China has two faces. There is the face of Chinese economic success, the managers of China’s reserves, the CEOs of China’s quasi-private enterprises, the English-speaking, tailored diplomats everywhere from Beijing to Washington. And then there is the face of the People’s Armed Police and the crackdown in Xinjiang.

There is a modernizing China sending bright and optimistic students out into the world, packing the best graduate programs. There are people in China making for themselves material lives that generations of their forbearers could not dream of. Then there is the China where political freedoms have stymied over the last 20 years, and in fact, in some ways, deteriorated. Chinese authorities may no longer be committed Marxists, but they have not yet shaken their bias for the purely material. Spirituality in China is so distrusted and devalued that Christian pastors are arrested as a matter of course, and authorities view Buddhist monks with unfiltered contempt.

China is modernizing its economy and its military, but it is stuck in an antiquated authoritarian governing system. The size of China’s economy and integration into global supply chains makes it a suitable partner for the G-8. Its governing system aligns it with the likes of North Korea and Burma. China is allied with North Korea by treaty. Should it be any surprise when it ensures action taken at the UN against its ally is so full of loopholes as to be unenforceable? Or when it preserves China’s export of select arms to North Korea? Should it come as a surprise when China protects the prerogatives of the despots of Burma to deal with its dissident monks in the same brutal way it deals with its own?

Thirty years of economic reform in China have literally transformed it. Anyone familiar with China’s tortured modern history cannot but welcome prosperity for the Chinese people. Unfortunately, the pictures from Xinjiang and the invective about Rebiya Kadeer is more in keeping with the epic tragic excesses of the cultural revolution.

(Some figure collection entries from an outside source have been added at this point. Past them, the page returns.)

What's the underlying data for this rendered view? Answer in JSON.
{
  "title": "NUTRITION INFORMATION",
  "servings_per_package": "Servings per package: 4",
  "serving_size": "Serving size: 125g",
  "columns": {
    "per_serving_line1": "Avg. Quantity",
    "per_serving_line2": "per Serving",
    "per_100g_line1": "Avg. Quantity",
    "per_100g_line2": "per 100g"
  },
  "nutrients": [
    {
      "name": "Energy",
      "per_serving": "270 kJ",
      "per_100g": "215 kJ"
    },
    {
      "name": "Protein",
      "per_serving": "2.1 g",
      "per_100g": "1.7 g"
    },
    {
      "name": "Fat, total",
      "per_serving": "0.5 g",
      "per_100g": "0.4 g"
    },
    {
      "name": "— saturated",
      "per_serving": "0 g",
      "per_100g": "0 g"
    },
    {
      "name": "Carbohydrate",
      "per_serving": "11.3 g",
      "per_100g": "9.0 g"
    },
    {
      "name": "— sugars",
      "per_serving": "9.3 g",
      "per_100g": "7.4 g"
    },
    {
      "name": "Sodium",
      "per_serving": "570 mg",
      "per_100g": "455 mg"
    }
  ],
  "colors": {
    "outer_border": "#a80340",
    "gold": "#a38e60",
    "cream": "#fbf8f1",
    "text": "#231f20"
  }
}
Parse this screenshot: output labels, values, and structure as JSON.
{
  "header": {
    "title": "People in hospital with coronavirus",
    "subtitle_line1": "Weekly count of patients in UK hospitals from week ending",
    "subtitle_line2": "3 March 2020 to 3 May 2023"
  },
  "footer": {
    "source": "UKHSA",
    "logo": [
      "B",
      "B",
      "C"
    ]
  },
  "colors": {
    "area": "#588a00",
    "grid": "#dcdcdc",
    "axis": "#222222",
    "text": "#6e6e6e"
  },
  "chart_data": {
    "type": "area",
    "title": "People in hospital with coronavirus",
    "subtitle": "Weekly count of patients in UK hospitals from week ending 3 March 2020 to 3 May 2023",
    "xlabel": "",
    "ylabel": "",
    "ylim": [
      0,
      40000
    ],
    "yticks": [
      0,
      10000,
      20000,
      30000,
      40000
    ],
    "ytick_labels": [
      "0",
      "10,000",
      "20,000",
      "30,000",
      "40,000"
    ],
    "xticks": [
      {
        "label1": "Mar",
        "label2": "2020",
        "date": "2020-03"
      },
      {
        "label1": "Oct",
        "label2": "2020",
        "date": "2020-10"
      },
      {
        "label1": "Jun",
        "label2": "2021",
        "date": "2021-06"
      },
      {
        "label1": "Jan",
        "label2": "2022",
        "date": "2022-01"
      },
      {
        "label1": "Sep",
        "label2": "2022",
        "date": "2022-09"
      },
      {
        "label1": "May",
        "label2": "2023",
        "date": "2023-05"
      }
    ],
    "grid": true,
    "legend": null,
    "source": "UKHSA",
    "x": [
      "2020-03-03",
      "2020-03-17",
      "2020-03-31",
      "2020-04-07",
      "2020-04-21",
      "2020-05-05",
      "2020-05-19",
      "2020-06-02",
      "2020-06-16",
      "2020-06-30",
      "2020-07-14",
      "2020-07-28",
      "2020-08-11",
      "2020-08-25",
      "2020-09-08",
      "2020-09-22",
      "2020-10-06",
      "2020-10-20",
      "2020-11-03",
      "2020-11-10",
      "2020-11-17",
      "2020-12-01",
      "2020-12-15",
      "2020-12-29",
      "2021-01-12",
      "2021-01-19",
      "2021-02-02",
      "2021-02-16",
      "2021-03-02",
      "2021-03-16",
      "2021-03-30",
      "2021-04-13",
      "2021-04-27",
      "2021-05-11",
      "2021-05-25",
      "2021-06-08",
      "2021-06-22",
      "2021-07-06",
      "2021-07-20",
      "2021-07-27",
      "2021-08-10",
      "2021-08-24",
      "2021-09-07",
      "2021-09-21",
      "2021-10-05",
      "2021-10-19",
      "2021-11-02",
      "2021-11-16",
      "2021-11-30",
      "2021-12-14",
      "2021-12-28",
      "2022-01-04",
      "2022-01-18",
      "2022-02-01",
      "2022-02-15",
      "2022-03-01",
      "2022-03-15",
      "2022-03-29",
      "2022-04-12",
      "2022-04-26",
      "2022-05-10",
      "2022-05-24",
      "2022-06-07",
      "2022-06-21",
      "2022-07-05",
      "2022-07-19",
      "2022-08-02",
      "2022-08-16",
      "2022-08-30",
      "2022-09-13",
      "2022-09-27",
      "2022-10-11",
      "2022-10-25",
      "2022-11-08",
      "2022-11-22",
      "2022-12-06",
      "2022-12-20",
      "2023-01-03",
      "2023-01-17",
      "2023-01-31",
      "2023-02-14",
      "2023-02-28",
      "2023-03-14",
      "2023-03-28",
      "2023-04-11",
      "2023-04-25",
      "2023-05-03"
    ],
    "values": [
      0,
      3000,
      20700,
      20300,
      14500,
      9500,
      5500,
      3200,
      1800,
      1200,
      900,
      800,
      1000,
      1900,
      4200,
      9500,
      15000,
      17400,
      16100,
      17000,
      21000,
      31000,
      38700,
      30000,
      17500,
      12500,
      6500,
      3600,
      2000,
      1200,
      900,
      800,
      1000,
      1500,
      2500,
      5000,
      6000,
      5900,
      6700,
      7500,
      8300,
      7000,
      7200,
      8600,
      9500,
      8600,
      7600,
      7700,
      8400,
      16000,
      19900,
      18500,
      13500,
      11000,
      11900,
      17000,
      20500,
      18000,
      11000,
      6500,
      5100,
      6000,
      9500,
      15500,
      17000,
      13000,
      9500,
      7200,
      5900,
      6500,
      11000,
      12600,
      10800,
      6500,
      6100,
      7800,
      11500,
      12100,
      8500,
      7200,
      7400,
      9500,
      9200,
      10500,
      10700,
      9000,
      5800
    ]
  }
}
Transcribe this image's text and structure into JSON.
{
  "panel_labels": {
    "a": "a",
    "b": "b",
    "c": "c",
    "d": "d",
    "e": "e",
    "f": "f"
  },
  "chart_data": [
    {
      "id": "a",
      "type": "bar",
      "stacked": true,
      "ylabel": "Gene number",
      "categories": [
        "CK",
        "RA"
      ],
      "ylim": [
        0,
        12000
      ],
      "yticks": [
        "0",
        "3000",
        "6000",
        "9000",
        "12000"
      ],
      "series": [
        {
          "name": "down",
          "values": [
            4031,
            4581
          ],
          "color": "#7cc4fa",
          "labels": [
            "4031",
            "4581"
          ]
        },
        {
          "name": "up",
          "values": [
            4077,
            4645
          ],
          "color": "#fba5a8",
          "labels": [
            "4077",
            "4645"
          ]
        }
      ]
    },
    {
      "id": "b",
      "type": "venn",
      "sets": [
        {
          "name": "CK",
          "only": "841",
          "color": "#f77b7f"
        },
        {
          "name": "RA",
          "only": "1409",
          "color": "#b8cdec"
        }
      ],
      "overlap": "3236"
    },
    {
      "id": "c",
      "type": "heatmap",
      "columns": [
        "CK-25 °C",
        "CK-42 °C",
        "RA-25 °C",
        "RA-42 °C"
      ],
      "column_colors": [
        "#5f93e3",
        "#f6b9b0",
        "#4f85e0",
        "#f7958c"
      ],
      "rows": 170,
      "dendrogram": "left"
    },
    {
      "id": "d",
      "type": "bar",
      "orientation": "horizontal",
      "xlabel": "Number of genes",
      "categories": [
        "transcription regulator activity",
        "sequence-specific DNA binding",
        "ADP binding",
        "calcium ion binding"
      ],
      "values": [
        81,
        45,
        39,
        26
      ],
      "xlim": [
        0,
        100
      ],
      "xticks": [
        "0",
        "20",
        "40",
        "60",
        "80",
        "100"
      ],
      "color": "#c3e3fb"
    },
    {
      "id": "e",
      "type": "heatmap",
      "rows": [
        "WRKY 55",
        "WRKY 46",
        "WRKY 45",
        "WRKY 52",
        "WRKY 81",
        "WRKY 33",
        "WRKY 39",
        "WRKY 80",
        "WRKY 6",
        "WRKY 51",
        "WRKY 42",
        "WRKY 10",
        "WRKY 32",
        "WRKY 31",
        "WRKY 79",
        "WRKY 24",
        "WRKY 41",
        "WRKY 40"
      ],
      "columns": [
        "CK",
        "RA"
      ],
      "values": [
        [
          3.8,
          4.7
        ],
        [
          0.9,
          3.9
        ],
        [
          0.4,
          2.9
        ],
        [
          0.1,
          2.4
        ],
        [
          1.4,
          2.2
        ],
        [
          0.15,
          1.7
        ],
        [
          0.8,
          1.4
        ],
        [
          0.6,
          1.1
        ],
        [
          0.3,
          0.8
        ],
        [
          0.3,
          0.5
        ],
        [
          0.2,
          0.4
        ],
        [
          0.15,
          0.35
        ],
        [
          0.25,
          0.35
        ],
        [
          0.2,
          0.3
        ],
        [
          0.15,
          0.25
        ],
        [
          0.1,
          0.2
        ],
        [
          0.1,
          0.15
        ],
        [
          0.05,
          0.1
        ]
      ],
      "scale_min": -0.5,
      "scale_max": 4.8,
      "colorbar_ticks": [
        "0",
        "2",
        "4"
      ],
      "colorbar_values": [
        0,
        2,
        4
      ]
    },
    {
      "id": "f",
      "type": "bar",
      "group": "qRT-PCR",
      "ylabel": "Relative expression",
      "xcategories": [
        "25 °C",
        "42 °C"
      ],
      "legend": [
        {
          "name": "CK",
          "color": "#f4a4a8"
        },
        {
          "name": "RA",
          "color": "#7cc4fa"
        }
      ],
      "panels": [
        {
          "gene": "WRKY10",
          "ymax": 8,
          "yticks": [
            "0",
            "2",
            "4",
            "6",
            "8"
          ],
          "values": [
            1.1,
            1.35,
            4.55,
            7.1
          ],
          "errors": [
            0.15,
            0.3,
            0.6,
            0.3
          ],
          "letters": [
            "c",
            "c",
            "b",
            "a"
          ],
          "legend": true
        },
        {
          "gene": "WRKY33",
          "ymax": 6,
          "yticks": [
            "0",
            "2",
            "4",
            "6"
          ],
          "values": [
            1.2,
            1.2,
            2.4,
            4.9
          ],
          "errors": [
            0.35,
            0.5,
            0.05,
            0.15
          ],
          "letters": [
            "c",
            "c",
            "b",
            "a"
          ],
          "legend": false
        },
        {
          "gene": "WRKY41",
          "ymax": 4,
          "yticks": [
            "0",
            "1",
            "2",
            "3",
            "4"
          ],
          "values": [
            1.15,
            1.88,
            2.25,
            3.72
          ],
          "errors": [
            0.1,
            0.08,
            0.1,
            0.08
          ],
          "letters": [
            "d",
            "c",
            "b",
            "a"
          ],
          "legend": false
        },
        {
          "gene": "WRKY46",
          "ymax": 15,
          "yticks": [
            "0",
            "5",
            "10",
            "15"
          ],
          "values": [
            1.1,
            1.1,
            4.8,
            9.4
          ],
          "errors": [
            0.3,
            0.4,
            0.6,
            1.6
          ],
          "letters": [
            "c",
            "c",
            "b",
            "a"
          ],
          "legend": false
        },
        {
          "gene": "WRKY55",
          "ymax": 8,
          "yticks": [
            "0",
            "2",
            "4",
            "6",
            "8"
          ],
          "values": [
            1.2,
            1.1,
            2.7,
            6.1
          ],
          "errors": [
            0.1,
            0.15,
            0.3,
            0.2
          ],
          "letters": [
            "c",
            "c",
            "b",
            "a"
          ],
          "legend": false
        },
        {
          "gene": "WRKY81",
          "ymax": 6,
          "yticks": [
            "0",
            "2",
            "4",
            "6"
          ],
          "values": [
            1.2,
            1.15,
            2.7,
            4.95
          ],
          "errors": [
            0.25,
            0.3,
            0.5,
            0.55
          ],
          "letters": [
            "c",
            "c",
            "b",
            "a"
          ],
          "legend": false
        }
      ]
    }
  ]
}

America must stand with people exercising their God-given rights wherever they may be. The White House yesterday released a statement that it was “deeply concerned” about reports of riots in Xinjiang and called for “all” “to exercise restraint.” It is cruel to equate the oppressed and the oppressor. There is not much the US can do about the crackdown, but it can be clear about its principles. It can certainly refrain from moral equivalency, and it can give prominent place to issues of basic human liberty on its agenda with the Chinese.

The US must deal with China. There are things, particularly in the economic field, where we need to work together. But in all its dealings with the People’s Republic of China, the Administration should suffer no illusions about the nature of its interlocutor. The China of the Shanghai skyline and the China of Xinjiang crackdown remain two sides of the same coin.